Fresh from the fallout from the show’s Beirut kiddie-snatching scandal, 60Minutes is piecing together a report on the self-anointed PR queen, whose hubby Oliver Curtis is holed up at Parklea Correctional Centre in Sydney’s west after being convicted of insider trading.
Jacenko, mother of two, and whose clients include perhaps the most indiscreet twenty-something heiress of them all, Francesca Packer, has revealed the awful news that she has been diagnosed with breast cancer. Her mum Doreen Jacenko is a survivor of the same disease. Indeed, Curtis’s mother-in-law declared in her recent sentencing submission for Oli that he had helped her through difficult times in the aftermath of her breast cancer.
In a tragic concurrence you wouldn’t dare script, Roxy was diagnosed at the start of July, about a week after Curtis went to jail. He now has until July 22 to give notice of any appeal against the guilty verdict or his one-year minimum sentence.
Seen the light
Sacked ANZ trader Etienne Alexiou’s quixotic tilt against Shayne Elliott’s ANZ came to an end this week.
Family reasons — and legal bills that had grown well into the hundreds of thousands — are apparently the reasons.

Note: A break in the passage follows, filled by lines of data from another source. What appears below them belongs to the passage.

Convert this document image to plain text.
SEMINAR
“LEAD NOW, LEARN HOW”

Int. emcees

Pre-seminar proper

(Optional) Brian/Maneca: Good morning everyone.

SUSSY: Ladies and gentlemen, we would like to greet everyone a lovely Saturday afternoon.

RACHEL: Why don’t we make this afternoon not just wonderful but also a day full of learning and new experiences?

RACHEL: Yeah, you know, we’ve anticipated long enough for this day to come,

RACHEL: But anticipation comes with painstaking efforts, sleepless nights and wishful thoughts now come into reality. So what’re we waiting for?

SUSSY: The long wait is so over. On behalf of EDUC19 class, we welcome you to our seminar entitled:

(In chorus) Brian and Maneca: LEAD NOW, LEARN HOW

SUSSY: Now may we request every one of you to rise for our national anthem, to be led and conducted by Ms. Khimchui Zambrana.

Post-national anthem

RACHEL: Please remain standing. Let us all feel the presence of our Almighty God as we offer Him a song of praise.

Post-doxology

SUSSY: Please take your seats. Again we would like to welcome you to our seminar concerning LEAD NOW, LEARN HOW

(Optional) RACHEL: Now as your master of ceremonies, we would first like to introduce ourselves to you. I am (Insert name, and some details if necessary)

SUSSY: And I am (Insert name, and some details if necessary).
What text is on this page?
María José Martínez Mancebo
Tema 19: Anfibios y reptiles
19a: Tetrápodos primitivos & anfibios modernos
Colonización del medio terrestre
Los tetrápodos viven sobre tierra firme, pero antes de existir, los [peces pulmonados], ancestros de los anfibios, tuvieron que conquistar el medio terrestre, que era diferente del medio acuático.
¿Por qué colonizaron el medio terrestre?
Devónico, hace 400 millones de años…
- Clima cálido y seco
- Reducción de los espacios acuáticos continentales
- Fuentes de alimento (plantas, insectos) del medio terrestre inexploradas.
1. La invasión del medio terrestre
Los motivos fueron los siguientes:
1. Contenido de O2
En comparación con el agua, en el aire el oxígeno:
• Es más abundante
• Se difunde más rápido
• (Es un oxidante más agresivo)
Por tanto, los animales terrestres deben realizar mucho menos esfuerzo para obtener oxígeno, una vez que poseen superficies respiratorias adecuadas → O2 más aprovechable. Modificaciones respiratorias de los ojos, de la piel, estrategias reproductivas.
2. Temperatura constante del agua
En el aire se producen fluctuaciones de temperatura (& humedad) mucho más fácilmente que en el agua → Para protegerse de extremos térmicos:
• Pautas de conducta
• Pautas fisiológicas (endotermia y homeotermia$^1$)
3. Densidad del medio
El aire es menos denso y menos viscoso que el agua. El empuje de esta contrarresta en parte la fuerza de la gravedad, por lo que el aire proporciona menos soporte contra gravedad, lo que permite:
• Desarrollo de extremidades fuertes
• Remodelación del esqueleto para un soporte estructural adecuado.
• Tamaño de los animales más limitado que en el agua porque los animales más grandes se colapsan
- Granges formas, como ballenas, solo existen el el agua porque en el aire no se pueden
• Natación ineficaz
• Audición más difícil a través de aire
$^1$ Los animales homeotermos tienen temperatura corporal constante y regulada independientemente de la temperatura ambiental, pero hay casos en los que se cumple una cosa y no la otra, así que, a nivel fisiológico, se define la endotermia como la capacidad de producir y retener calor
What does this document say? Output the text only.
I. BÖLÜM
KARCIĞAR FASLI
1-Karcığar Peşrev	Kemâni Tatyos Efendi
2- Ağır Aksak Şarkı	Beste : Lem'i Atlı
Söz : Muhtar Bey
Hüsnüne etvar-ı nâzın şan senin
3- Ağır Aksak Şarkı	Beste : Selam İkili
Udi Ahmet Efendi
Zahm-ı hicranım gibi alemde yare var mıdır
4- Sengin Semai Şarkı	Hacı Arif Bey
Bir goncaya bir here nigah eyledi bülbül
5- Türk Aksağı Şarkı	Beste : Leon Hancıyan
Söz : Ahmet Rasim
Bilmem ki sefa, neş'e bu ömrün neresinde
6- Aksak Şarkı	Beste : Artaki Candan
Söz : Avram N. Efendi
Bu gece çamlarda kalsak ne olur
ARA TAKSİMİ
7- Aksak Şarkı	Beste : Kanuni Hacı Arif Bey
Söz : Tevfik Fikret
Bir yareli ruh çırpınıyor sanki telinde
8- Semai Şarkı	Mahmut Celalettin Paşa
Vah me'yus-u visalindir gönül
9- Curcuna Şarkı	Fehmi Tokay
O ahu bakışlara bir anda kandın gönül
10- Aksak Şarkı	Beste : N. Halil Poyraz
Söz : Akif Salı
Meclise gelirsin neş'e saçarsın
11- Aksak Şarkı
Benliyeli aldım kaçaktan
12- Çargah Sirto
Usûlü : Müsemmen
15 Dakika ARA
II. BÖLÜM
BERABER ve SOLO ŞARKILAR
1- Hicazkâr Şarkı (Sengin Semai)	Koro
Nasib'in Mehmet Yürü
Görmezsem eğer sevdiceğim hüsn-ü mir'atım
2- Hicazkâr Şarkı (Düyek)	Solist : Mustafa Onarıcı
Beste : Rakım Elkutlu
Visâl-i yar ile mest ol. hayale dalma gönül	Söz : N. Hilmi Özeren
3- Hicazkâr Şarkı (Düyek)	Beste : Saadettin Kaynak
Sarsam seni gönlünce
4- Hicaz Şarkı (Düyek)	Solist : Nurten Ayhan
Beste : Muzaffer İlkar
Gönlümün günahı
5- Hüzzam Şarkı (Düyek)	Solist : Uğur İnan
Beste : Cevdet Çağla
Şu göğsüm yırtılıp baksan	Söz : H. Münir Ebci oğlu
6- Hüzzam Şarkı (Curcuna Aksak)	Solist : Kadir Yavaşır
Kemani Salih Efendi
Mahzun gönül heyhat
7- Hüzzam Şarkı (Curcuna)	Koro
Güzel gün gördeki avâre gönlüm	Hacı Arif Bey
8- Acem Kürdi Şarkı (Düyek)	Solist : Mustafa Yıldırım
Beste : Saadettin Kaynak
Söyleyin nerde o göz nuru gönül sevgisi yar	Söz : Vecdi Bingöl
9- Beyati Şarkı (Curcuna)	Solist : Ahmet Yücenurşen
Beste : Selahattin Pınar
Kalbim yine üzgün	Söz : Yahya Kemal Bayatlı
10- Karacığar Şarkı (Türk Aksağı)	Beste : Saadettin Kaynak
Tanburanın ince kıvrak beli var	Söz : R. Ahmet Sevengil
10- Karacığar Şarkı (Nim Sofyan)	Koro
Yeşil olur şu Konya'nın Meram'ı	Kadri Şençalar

Not that Alexiou should be too bad off. He picked up $5 million in November 2014, just before he was stood down from what was then Mike Smith’s bank.
Still, no Mediterranean holidays for Alexiou.
Rather, we hear his moment of clarity to end his $30m case against ANZ came while on a recent holiday on Lizard Island in Queensland. There’s nothing like the natural beauty of the Great Barrier Reef to put money matters into perspective.
Roosters reunion
Phil Scanlan’s annual alliance knees-up — the Australian American Leadership Dialogue — kicked off yesterday with drinks at the Kennedy Caucus Room, one of Washington DC’s better spots. John McCain was a special guest.
Attendance is being closely monitored by some alliance watchers, as it is the first AALD gathering since the American arm of Scanlan’s ensemble amputated itself last year.
The drawn-out election result hasn’t helped either, as ambitious members in the Coalition lobby for jobs in Malcolm Turnbull’s next ministry.
Seemingly not troubled by that is former human services minister Stuart Robert. Also representing team blue are Trade Minister Steven Ciobo, who would seem to be secure in his job, and his greatly respected predecessor Andrew Robb, who left politics at the election to strike out in the private sector.
Over on the Labor side, the AALD’s co-chair Kim Beazley has been joined by two of his former numbers men: Stephen Conroy and Wayne Swan. If only Stephen Smith was along, it would be a full reunion of the group Mark Latham once dubbed the “roosters”.